Summer Game Fest 2026 hits 62 million viewers, cementing its place as E3's successor

By: Anton Kratiuk | today, 11:35
Summer Game Fest 2026 hits 62 million viewers, cementing its place as E3's successor

Summer Game Fest 2026 drew 62 million total viewers across all platforms, a 23% jump on last year's already record-breaking numbers. Peak concurrent viewership hit 3.8 million across primary channels. For context, Sony's State of Play peaks around 3 million — SGF is now comfortably ahead of every rival showcase on the calendar.

Host and organizer Geoff Keighley shared the figures on X, with additional data published by Variety.

The numbers

The per-platform breakdown tells its own story. YouTube peaked at 2.04 million concurrent viewers — up 30% year-on-year. Twitch hit 1.7 million, a 21% increase. The biggest single-platform surge came from Chinese streaming site Bilibili, which reached 2.8 million concurrent viewers, nearly double its previous SGF record.

Over 6,200 unique channels and streamers rebroadcast the show worldwide, per Streams Charts — a figure that was closer to 1,300 in 2025. Attendance at the invite-only SGF Play Days hands-on event also rose 33%.

The shows that drove it

Three announcements dominated audience attention. Resident Evil Veronica — a remake of the 2000 Dreamcast and PS2 survival horror — opened the show and ranked as the top engagement driver across all summer showcases according to analyst estimates. Final Fantasy VII Revelation, the concluding chapter of Square Enix's remake trilogy, and Alien: Isolation 2 rounded out the headline reveals. All three are confirmed for PS5, Xbox, Nintendo Switch 2, and PC in 2027, reflecting an industry-wide move away from platform exclusivity.

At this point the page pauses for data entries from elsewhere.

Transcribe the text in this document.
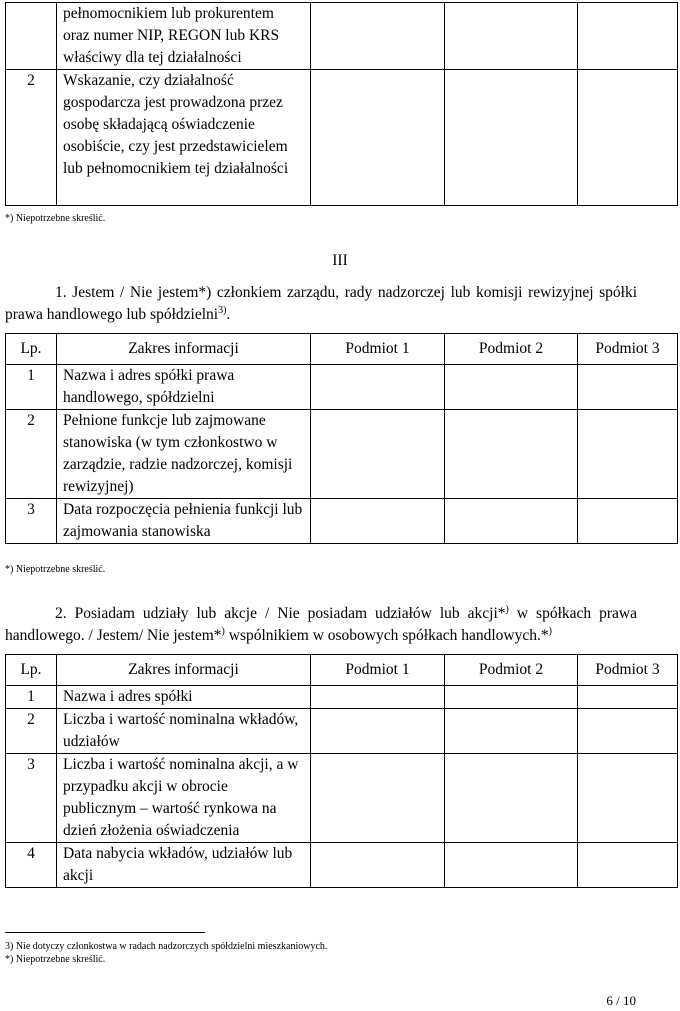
	pełnomocnikiem lub prokurentem oraz numer NIP, REGON lub KRS właściwy dla tej działalności			
2	Wskazanie, czy działalność gospodarcza jest prowadzona przez osobę składającą oświadczenie osobiście, czy jest przedstawicielem lub pełnomocnikiem tej działalności			
*) Niepotrzebne skreślić.
III
1. Jestem / Nie jestem*) członkiem zarządu, rady nadzorczej lub komisji rewizyjnej spółki prawa handlowego lub spółdzielni$^{3)}$.
Lp.	Zakres informacji	Podmiot 1	Podmiot 2	Podmiot 3
1	Nazwa i adres spółki prawa handlowego, spółdzielni			
2	Pełnione funkcje lub zajmowane stanowiska (w tym członkostwo w zarządzie, radzie nadzorczej, komisji rewizyjnej)			
3	Data rozpoczęcia pełnienia funkcji lub zajmowania stanowiska			
*) Niepotrzebne skreślić.
2. Posiadam udziały lub akcje / Nie posiadam udziałów lub akcji*) w spółkach prawa handlowego. / Jestem/ Nie jestem*) wspólnikiem w osobowych spółkach handlowych.*)
Lp.	Zakres informacji	Podmiot 1	Podmiot 2	Podmiot 3
1	Nazwa i adres spółki			
2	Liczba i wartość nominalna wkładów, udziałów			
3	Liczba i wartość nominalna akcji, a w przypadku akcji w obrocie publicznym – wartość rynkowa na dzień złożenia oświadczenia			
4	Data nabycia wkładów, udziałów lub akcji			
3) Nie dotyczy członkostwa w radach nadzorczych spółdzielni mieszkaniowych.
*) Niepotrzebne skreślić.
6 / 10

Other notable announcements included Stellar Blade: Blood Rain, Guild Wars 3, 1666: Amsterdam from Assassin's Creed creator Patrice Désilets, and Gears of War: E-Day, slated as an Xbox exclusive on October 6.

Post-E3 reality

E3 held its last event in 2023. SGF has steadily absorbed its audience since, and 2026's numbers make the transition look complete. The decentralized model — no single venue, no badge fees, streaming-first — has handed publishers more direct control over their announcements while giving smaller studios visibility through thousands of co-streaming channels. Whether that benefits players depends on which games actually ship on schedule in 2027.